Thursday, January 07, 2010

my room


Every once in awhile, I stop and take a look at my surroundings and the image of that moment is a perfect summation of my life at that point—regardless of whether or not I know what that summation might imply. I first thought to notice these passing moments after seeing Demetri Martin perform at the Moore Theatre. He recalled a time when he was frantically tearing through his apartment and suddenly let’s out, “where the fuck is my tambourine?!” The above photo illustrates my version of one of these priceless moments.
Description:
- a red eye mask and peach, satin robe hung on rogue nails left in place by a previous tenant. (the nails, not the eye mask and robe)
- Catholic art and paraphernalia on the facing wall.
- current reading material and my alarm clock on my unmade bed.
- cotton candy pink wig hanging on the lamp on my nightstand.
I am unsure as to what exactly this signifies about my current situation. I just know that it does and that those assumptions are best left up to a higher power—you! All I am fit to offer is a cursory explanation of the aforementioned items.
Explanation:
- eye mask: I am often prone to bouts of insomnia. What I notice most during these periods is that my eyes simply refuse to remain shut and I am often caught spending quality sleep hours staring at the ceiling. Having a shroud over my eyes removes this urge and, ultimately, helps me fall asleep in a timelier manner. (a side note, it also helps keep me from waking up when I am lodging at a hostel and people—assumption, tourists—are keeping any number of competing hours to see the city in each of their respective ways.)
- robe: I had many an instance while living in a dormitory in Denmark when the inspector would pound on the door as he was entering my unit—without any previous warning that he might be coming. The nights in this dormitory where often very wild and my state of dress at night was not always appropriate for public consumption. Having a robe nearby means I can quickly be covered regardless of my previous clothing state. This is important when you know someone spontaneous is also the holder of your keys.

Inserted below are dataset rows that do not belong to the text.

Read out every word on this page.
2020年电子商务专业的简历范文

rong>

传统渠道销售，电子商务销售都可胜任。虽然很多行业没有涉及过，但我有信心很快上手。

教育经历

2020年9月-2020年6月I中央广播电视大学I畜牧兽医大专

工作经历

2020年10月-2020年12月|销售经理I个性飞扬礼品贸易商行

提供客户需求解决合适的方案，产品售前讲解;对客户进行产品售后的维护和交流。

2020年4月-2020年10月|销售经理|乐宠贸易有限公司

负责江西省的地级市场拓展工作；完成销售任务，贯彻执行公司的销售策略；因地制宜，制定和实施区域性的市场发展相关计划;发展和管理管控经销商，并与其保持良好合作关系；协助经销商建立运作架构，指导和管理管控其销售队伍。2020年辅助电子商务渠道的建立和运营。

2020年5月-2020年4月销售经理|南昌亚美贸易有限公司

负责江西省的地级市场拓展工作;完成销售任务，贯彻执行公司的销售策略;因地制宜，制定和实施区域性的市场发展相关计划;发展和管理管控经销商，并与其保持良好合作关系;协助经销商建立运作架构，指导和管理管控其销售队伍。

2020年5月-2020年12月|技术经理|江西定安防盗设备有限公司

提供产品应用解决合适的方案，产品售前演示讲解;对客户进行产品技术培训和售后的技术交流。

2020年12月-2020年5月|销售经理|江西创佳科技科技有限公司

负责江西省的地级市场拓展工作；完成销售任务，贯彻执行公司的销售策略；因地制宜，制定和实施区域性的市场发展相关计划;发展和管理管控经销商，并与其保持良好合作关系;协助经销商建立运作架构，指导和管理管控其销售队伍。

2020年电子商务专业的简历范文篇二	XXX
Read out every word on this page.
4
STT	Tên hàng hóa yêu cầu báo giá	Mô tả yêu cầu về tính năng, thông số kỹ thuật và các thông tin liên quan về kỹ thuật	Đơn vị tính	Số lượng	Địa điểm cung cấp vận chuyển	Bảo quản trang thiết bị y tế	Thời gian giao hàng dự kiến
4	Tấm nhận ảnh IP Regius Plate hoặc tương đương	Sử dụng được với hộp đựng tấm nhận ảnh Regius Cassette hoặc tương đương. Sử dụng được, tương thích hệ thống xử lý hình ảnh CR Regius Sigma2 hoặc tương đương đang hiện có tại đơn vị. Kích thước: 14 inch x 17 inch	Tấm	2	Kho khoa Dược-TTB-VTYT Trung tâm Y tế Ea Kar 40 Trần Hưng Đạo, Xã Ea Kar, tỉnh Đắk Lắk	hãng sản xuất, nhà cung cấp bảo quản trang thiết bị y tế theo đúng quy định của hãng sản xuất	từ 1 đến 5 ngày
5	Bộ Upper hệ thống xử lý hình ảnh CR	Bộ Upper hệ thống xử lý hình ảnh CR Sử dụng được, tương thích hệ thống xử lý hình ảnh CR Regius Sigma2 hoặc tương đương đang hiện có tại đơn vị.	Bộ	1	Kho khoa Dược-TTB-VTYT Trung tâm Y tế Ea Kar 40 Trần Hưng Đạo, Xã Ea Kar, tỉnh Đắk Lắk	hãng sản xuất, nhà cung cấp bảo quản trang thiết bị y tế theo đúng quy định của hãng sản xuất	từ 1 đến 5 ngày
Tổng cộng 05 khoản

- evidence of the Catholic within: no matter how far I have come from my Catholic upbringing, there is enough of it that still remains—the guilt. If not for that, that fact still remains that Mary is awesome, even if she is a virgin.
- the book: I read before the “see-no-evil” eye masks cloaks my eyes from the world around me. I helps turn my brain off and keeps me from being up all night scribbling in my journal. I mean literally just scratching random, non-cohesive hatch marks into my journal. It’s a terrible habit.
- alarm clock: I am an public radio news junky. The middle of my bed, left unmade because I do not believe in the practice of perfectly setting sheets to be mussed the very same day, happened to be the place that I received the best reception. It also functioned as a reminder that absolutely under no circumstances could I lie back down. Tired Shannon often tries to sabotage responsible, punctual Shannon. Tired Shannon must be stopped at all costs!!!
- wig on nightstand: I wish I had an elaborate story about sexy role play and spicing up “our” love life. That my partner gets all worked up when I tart up like Lady GaGa and show him my p-p-p-p-poker face. Or, perhaps, that I am having an affair so secret that I am hiding my identity from both the world and my lover alike. Not that I am currently striking out in the virtual and actual dating realms and am currently in drought season. Not that I bought it for a New Year’s Eve party, which I left before midnight to go home alone. Regardless, this year is new. I have plenty of time to the stuff previously mentioned. I had to work super early anyway. …
As previously stated, I am not sure what exactly this all implies about me, but it is something isn’t it?